Pleading Freedom is an exhibition of iconic paintings by NXTHVN Founder Titus Kaphar and a selection of works from Redaction, a series of works on paper created in collaboration with memoirist, poet and attorney Reginald Dwayne Betts. A portion of the sales of Redaction work will be generously donated by Kaphar and Betts to benefit the ongoing work of NXTHVN. This exhibition is produced in partnership with Gagosian New York to complement their ongoing support of NXTHVN initiatives and programming.

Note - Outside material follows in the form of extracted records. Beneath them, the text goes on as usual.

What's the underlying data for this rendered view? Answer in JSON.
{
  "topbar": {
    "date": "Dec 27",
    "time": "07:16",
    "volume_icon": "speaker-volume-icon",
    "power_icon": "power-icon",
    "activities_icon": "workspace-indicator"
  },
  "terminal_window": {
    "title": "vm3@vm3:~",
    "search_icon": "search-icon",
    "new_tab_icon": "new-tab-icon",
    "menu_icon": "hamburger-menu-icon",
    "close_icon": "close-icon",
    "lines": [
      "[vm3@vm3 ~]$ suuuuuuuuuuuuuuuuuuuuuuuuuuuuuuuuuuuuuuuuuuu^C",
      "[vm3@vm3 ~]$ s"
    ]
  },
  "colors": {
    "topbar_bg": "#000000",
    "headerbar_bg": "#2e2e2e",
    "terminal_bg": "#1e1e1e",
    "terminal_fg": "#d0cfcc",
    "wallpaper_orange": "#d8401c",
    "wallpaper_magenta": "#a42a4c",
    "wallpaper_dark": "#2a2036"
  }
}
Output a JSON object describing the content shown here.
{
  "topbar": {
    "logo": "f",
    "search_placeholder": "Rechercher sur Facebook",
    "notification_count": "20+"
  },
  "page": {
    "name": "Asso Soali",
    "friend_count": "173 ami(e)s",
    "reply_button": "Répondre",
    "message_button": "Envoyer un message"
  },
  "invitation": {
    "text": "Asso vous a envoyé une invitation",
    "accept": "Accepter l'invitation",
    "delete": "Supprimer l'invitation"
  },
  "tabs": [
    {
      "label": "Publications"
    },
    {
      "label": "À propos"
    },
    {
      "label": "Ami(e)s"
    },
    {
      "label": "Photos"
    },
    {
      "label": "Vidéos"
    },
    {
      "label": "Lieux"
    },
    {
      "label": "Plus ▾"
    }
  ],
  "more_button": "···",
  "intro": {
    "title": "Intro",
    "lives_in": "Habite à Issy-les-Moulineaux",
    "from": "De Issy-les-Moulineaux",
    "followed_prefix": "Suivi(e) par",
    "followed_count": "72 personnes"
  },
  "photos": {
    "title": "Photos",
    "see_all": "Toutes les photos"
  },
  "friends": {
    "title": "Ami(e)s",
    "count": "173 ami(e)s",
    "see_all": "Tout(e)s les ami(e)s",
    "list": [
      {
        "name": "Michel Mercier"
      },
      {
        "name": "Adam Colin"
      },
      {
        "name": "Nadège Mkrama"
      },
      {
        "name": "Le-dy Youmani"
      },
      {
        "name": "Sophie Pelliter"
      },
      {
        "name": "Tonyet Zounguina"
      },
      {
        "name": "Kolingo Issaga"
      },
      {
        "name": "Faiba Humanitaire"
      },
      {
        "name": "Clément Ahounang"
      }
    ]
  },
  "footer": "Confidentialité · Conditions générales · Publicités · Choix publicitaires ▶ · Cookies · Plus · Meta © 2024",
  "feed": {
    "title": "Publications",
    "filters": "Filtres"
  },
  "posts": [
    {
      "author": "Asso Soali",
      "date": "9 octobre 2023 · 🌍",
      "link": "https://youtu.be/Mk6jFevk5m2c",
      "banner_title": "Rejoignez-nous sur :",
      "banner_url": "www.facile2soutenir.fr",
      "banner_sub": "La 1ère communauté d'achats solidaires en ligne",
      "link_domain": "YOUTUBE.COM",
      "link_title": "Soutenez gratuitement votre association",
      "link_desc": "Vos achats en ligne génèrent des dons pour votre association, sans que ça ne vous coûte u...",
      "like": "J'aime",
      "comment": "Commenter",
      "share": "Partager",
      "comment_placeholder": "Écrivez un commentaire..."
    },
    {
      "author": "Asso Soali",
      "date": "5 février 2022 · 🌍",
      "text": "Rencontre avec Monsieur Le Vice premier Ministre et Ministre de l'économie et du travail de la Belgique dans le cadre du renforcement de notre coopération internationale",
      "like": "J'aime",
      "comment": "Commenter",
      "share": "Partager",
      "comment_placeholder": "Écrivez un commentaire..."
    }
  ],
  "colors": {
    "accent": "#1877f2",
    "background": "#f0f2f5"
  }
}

Kaphar’s paintings Yet another fight for remembrance (study, above left), 2014 and Analogous colors (above right), 2020, will be exhibited together for the first time. Both have been featured in TIME magazine issues to accompany coverage of civil unrest in the face of systemic violence against black and brown people. Analogous colors most recently made national headlines on TIME’s June 2020 cover, accompanied by Kaphar’s written work “I cannot sell you this painting.”
Redaction, Kaphar and Betts’ first artistic collaboration, advances the themes explored in these paintings by focusing on the ways that state and federal court systems exploit and erase the poor and incarcerated from public consciousness. Redacted works on paper feature poetry by Betts in combination with Kaphar’s etched portraits of incarcerated individuals, and draw inspiration and source material from lawsuits filed by Alec Karakastanis of the Civil Rights Corps (CRC) on behalf of people incarcerated because of an inability to pay court fines and fees. Betts utilizes the legal strategy of redaction to craft verse out of legal documents, capturing the complicated and pervasive effects of time spent incarcerated. These poems are then screen printed onto paper using the “Redaction” typeface, imagined for this project in collaboration with designers Forest Young and Jeremy Mickel (MCKL Foundry), and made available for free online.
Redaction was first exhibited at MOMA PS1 in March 2019, curated by Sarah Suzuki. In their coverage of the exhibition, MOMA PS1 writes that “together, Betts’ poems and Kaphar’s printed portraits blend the voices of poet and artist with those of the plaintiffs and prosecutors, reclaiming these lost narratives and drawing attention to some of the many individuals whose lives have been impacted by mass incarceration.”Redaction is supported by Agnes Gund and the Art for Justice Fund.